La progestérone est une hormone féminine essentielle, produite principalement durant la deuxième moitié du cycle menstruel. Elle joue un rôle crucial dans la préparation de l'utérus à la nidation et le maintien de la grossesse. Cet article explore les causes possibles de saignements pendant la grossesse, en particulier en relation avec la progestérone, et les implications pour la santé maternelle et fœtale.

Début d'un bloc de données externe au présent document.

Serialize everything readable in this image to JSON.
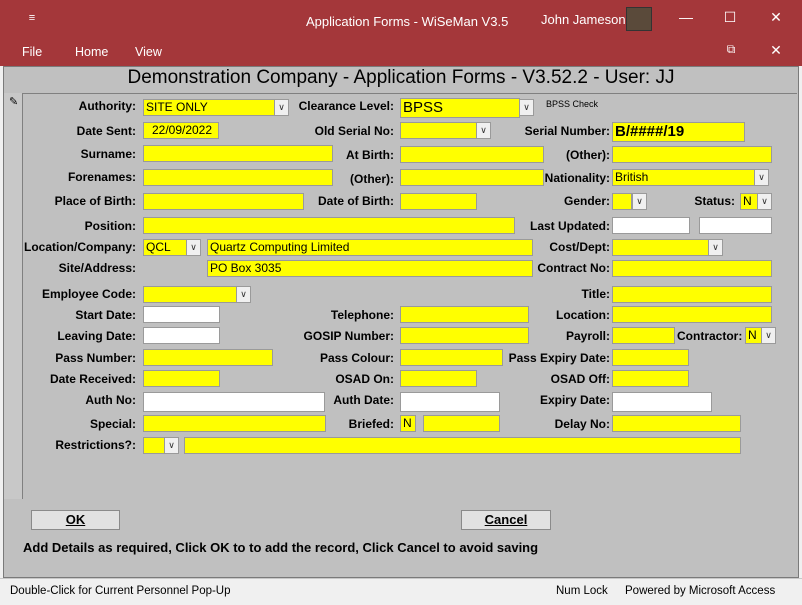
{
  "window": {
    "title": "Application Forms  -  WiSeMan V3.5",
    "user": "John Jameson"
  },
  "menu": [
    "File",
    "Home",
    "View"
  ],
  "form": {
    "title": "Demonstration Company - Application Forms - V3.52.2 - User: JJ"
  },
  "fields": {
    "authority": {
      "label": "Authority:",
      "value": "SITE ONLY"
    },
    "clearance_level": {
      "label": "Clearance Level:",
      "value": "BPSS",
      "note": "BPSS Check"
    },
    "date_sent": {
      "label": "Date Sent:",
      "value": "22/09/2022"
    },
    "old_serial_no": {
      "label": "Old Serial No:",
      "value": ""
    },
    "serial_number": {
      "label": "Serial Number:",
      "value": "B/####/19"
    },
    "surname": {
      "label": "Surname:",
      "value": ""
    },
    "at_birth": {
      "label": "At Birth:",
      "value": ""
    },
    "other1": {
      "label": "(Other):",
      "value": ""
    },
    "forenames": {
      "label": "Forenames:",
      "value": ""
    },
    "other2": {
      "label": "(Other):",
      "value": ""
    },
    "nationality": {
      "label": "Nationality:",
      "value": "British"
    },
    "place_of_birth": {
      "label": "Place of Birth:",
      "value": ""
    },
    "date_of_birth": {
      "label": "Date of Birth:",
      "value": ""
    },
    "gender": {
      "label": "Gender:",
      "value": ""
    },
    "status": {
      "label": "Status:",
      "value": "N"
    },
    "position": {
      "label": "Position:",
      "value": ""
    },
    "last_updated": {
      "label": "Last Updated:",
      "value": ""
    },
    "location_company": {
      "label": "Location/Company:",
      "code": "QCL",
      "name": "Quartz Computing Limited"
    },
    "cost_dept": {
      "label": "Cost/Dept:",
      "value": ""
    },
    "site_address": {
      "label": "Site/Address:",
      "value": "PO Box 3035"
    },
    "contract_no": {
      "label": "Contract No:",
      "value": ""
    },
    "employee_code": {
      "label": "Employee Code:",
      "value": ""
    },
    "title": {
      "label": "Title:",
      "value": ""
    },
    "start_date": {
      "label": "Start Date:",
      "value": ""
    },
    "telephone": {
      "label": "Telephone:",
      "value": ""
    },
    "location": {
      "label": "Location:",
      "value": ""
    },
    "leaving_date": {
      "label": "Leaving Date:",
      "value": ""
    },
    "gosip_number": {
      "label": "GOSIP Number:",
      "value": ""
    },
    "payroll": {
      "label": "Payroll:",
      "value": ""
    },
    "contractor": {
      "label": "Contractor:",
      "value": "N"
    },
    "pass_number": {
      "label": "Pass Number:",
      "value": ""
    },
    "pass_colour": {
      "label": "Pass Colour:",
      "value": ""
    },
    "pass_expiry_date": {
      "label": "Pass Expiry Date:",
      "value": ""
    },
    "date_received": {
      "label": "Date Received:",
      "value": ""
    },
    "osad_on": {
      "label": "OSAD On:",
      "value": ""
    },
    "osad_off": {
      "label": "OSAD Off:",
      "value": ""
    },
    "auth_no": {
      "label": "Auth No:",
      "value": ""
    },
    "auth_date": {
      "label": "Auth Date:",
      "value": ""
    },
    "expiry_date": {
      "label": "Expiry Date:",
      "value": ""
    },
    "special": {
      "label": "Special:",
      "value": ""
    },
    "briefed": {
      "label": "Briefed:",
      "value": "N"
    },
    "delay_no": {
      "label": "Delay No:",
      "value": ""
    },
    "restrictions": {
      "label": "Restrictions?:",
      "value": ""
    }
  },
  "buttons": {
    "ok": "OK",
    "cancel": "Cancel"
  },
  "instructions": "Add Details as required, Click OK to to add the record, Click Cancel to avoid saving",
  "statusbar": {
    "hint": "Double-Click for Current Personnel Pop-Up",
    "numlock": "Num Lock",
    "powered": "Powered by Microsoft Access"
  },
  "colors": {
    "titlebar": "#a4373a",
    "field": "#ffff00"
  }
}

Rôle de la Progestérone Pendant la Grossesse
La progestérone est souvent qualifiée d'hormone de la nidation car elle est sécrétée dans la deuxième partie du cycle menstruel, durant la phase lutéale. La progestérone maintient l'endomètre, favorise la croissance utérine et régule les contractions du myomètre. La progestérone en tant que traitement, favorise le maintien de l’embryon. Elle est particulièrement utile dans le cadre des protocoles d’aide médicale à la procréation (AMP), et fait depuis longtemps l’objet de recherches dans la prise en charge du risque d’accouchement prématuré.
Avant la grossesse, le rôle principal de la progestérone est de préparer l'endomètre (paroi de l'utérus) à accueillir un ovule fécondé. En cas de fécondation, le niveau de progestérone augmente pour maintenir la grossesse. L'ovaire libère un ovule et la phase lutéale commence : le corps jaune se forme à partir du follicule de l’ovule non fécondé et commence à produire de la progestérone. La progestérone provoque un épaississement de la muqueuse utérine, créant un environnement favorable à l’implantation de l'ovule fécondé. Si l'ovule n'est pas fécondé, le corps jaune se décompose.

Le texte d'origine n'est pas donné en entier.